The researchers analyzed the number of cases of HCC, decompensation, liver transplantation, and death over an average follow-up period of 5.5 years. Decompensation was defined as the first occurrence of portal hypertension, ascites (abdominal fluid accumulation), esophageal varices (distended veins), hepatic encephalopathy (brain impairment), or liver failure with hepato-renal syndrome.


  • Among people with cirrhosis at baseline:

o   29% experienced decompensation;

o   11% developed HCC;

o   5% underwent liver transplantation;

o   23% died due to any cause.

  • Among people with advanced fibrosis (F3) at baseline:

o   12% experienced decompensation;

o   5% developed HCC;

o   2% underwent liver transplantation;

o   11% died due to any cause.

  • Among people with moderate fibrosis (F2) at baseline:

o   4% experienced decompensation;

o   1% developed HCC;

o   1% underwent liver transplantation;

o   6% died due to any cause.

  • Looking at treatment, 62% of patients with cirrhosis, 72% with advanced fibrosis, and 46% with moderate fibrosis were ever treated after the baseline biopsy.
  • Among the subset of patients with known treatment outcomes, 47%, 55%, and 75%, respectively, achieved sustained virological response.
  • Among people with cirrhosis, the risk of decompensation was significantly lower among treated compared with untreated patients -- approximately 25% vs 50% at the maximum follow-up of 7 years; the risk of HCC was also significantly lower, about 7% vs 15%.
  • Among people with stage F3 fibrosis, the difference in decompensation rates between treated and untreated patients was also significant, 10% vs 25% at 7 years; fewer treated patients developed HCC (approximately 4% vs 7%), but the difference did not reach statistical significance.
  • There was no significant difference in decompensation or HCC rates between treated and untreated patients with F2 fibrosis, but rates were low -- under 4% for decompensation and under 2% for HCC -- in both groups.
  • In a multivariate analysis, people with cirrhosis were about 5 times more likely to experience decompensation, and those with F3 fibrosis were nearly 3 times more likely, compared to those with F2 fibrosis (adjusted hazard ratio [HR] 4.8 and 2.7).
  • Low platelet level and elevated bilirubin at baseline were also associated with a greater risk of decompensation (adjusted HR 3.9 and 2.4), while receiving treatment was associated with a 30% lower risk (adjusted HR 0.7).

"We observed substantial liver disease progression in a population-based observational cohort among patients meeting liver disease stage criteria that now confer 'high' or 'highest' recommendation for treatment," the researchers concluded.

These findings show that people with advanced fibrosis, in addition to those with cirrhosis, are at substantial risk of liver-related complications as should receive treatment.

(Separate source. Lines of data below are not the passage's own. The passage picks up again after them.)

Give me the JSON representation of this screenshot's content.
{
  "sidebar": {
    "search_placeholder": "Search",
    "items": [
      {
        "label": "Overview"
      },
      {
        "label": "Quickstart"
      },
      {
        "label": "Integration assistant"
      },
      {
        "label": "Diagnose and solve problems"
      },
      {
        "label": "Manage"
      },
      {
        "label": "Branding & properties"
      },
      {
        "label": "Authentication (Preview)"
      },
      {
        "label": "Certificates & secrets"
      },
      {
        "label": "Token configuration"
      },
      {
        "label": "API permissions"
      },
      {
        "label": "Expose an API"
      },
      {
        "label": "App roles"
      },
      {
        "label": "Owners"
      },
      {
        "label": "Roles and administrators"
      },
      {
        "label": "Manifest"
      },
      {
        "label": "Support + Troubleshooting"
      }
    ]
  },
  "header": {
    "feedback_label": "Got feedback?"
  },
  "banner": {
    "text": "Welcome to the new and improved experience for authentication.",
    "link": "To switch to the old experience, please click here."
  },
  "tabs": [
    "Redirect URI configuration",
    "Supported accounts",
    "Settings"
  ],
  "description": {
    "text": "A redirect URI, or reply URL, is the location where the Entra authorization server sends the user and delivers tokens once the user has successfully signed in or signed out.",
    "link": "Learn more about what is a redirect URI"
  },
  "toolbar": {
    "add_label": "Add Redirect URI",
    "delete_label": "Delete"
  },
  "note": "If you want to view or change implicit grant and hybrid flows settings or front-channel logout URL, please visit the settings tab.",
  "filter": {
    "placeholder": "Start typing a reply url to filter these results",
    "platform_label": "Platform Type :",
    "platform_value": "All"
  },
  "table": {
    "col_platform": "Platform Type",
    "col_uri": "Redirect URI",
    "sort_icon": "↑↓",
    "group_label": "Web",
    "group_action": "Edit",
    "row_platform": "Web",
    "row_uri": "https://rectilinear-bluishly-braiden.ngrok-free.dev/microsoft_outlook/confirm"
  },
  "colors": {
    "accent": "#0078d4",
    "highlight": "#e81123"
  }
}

People with moderate fibrosis are at lower risk, but still 4 in 100 may progress to decompensation without treatment.



AC Moorman, F Xu, X Tong, et al. Mortality and progression to decompensated cirrhosis in chronic hepatitis C patients with liver biopsy confirmed fibrosis in the Chronic Hepatitis Cohort Study (CHeCS). American Association for the Study of Liver Diseases (AASLD) Liver Meeting. Boston, November 7-12, 2014. Abstract 174.